Alcott (Louisa May)- Strong and unisex (a la Madison, Reagan, and Jordan), Alcott would make a stylish and unique given name. The classic nickname Allie is sweet and simple.

Austen (Jane)- With Austin’s familiarity, Austen is no stretch.

Bronte (Emily, Charlotte, Anne)- Already in use, Bronte makes an unique yet accessible girls’ name.

Eliot (T.S., George)- With Elliot soaring as a boys’ name (and increasing for girls, too), this spelling is very accessible and serves as a subtle reference. Eli is a cool nickname.

Fitzgerald (F. Scott)- Formal and refined, Fitzgerald would be a daring choice, but I like Fitz as a nickname.
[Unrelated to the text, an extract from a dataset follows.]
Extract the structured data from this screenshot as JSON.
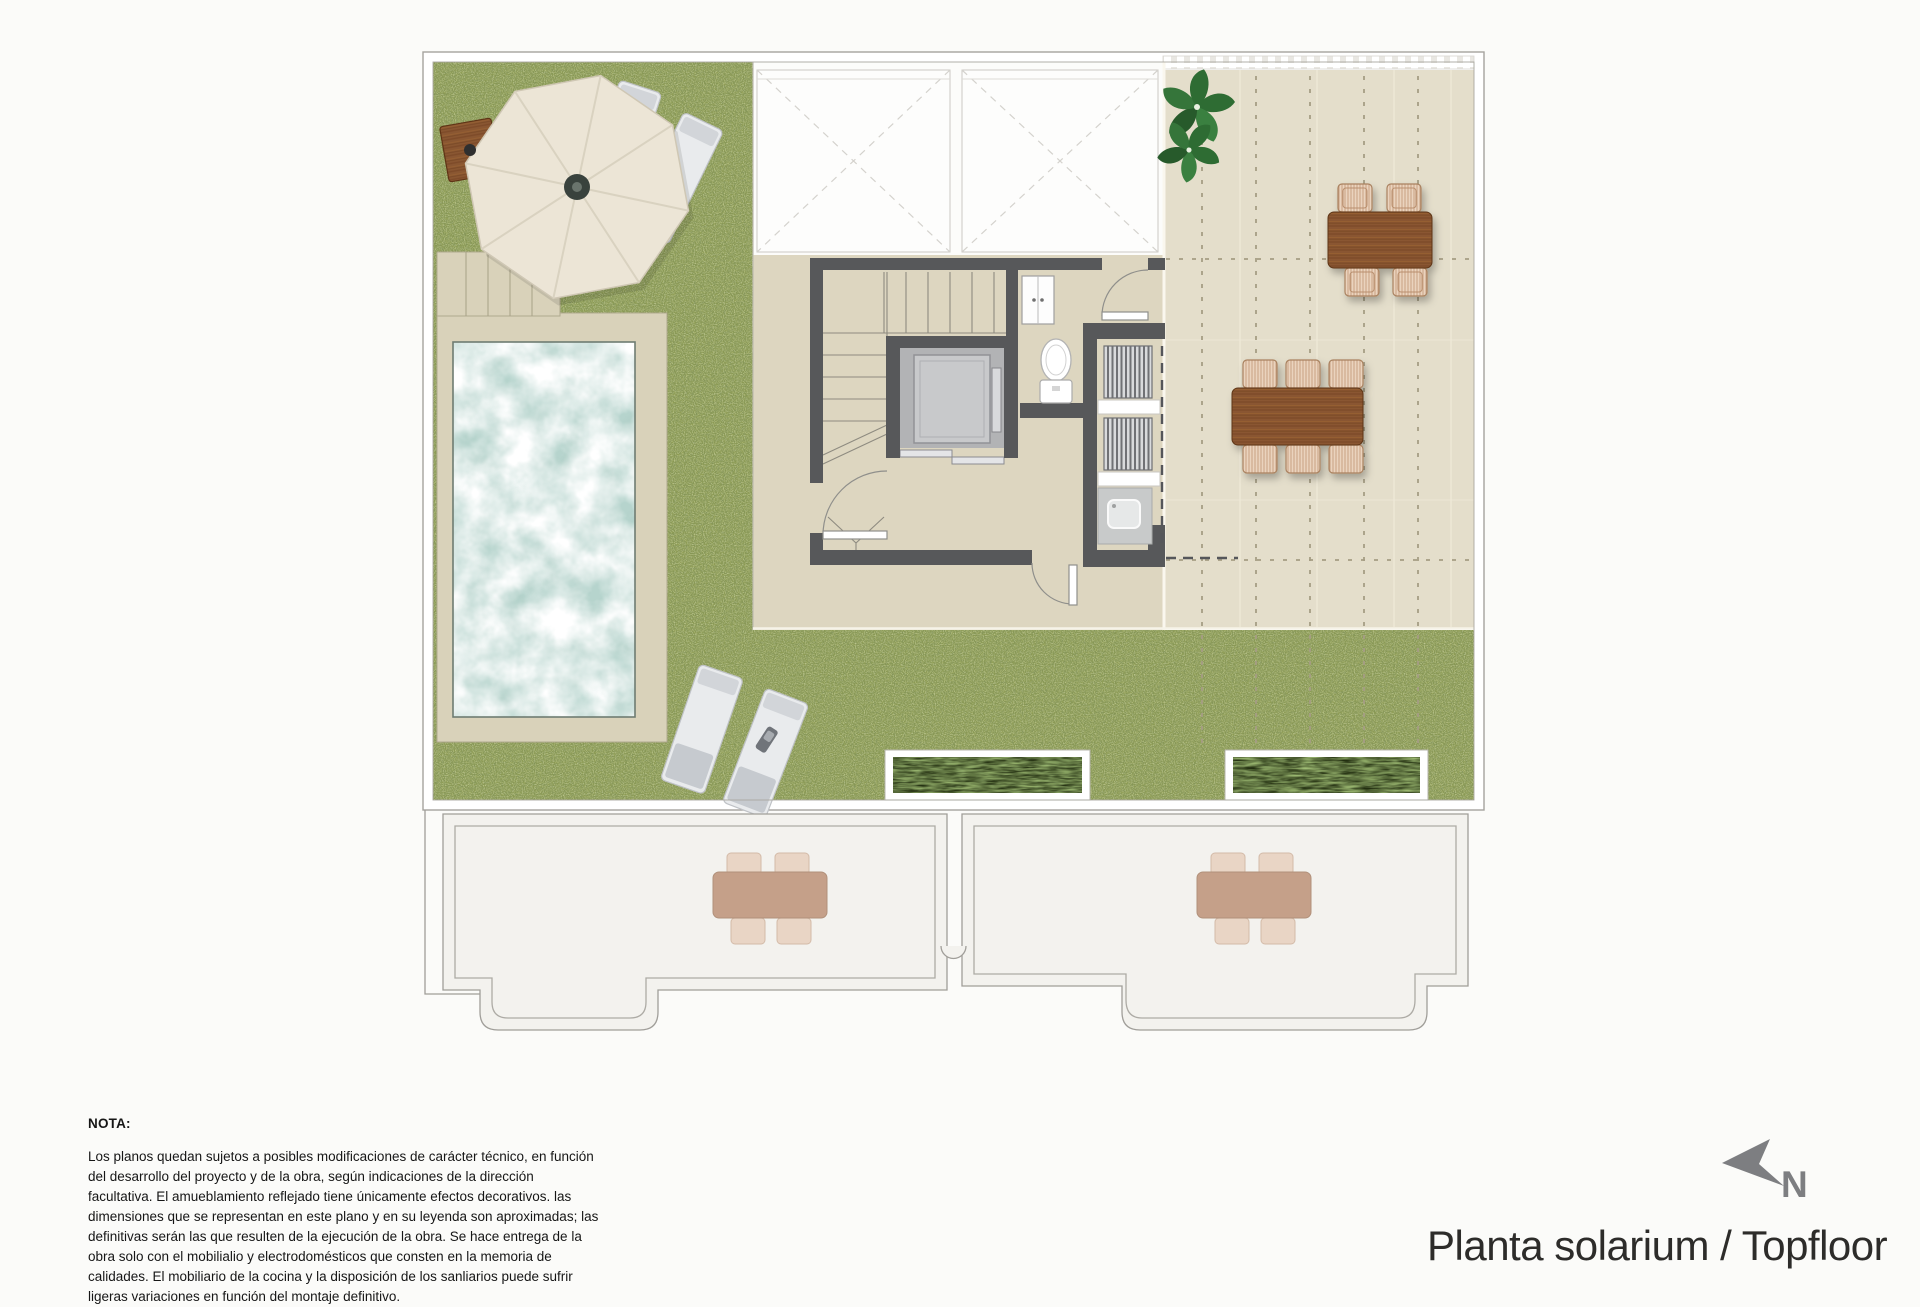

Huxley (Aldous)- Plays well with Hadley, Harley, etc. And how sweet is Huck as a nickname?

Verne (Jules)- Verne is unique and appealing as a sleek, modern sounding choice.

Runners Up: Conrad (Joseph), Cooper (James Fenimore), Hugo (Victor) and Lee (Harper)…already commonly in use as delightful first names.

Would you name a child after the author of your favorite literary classic? What do you think of surnames as first names?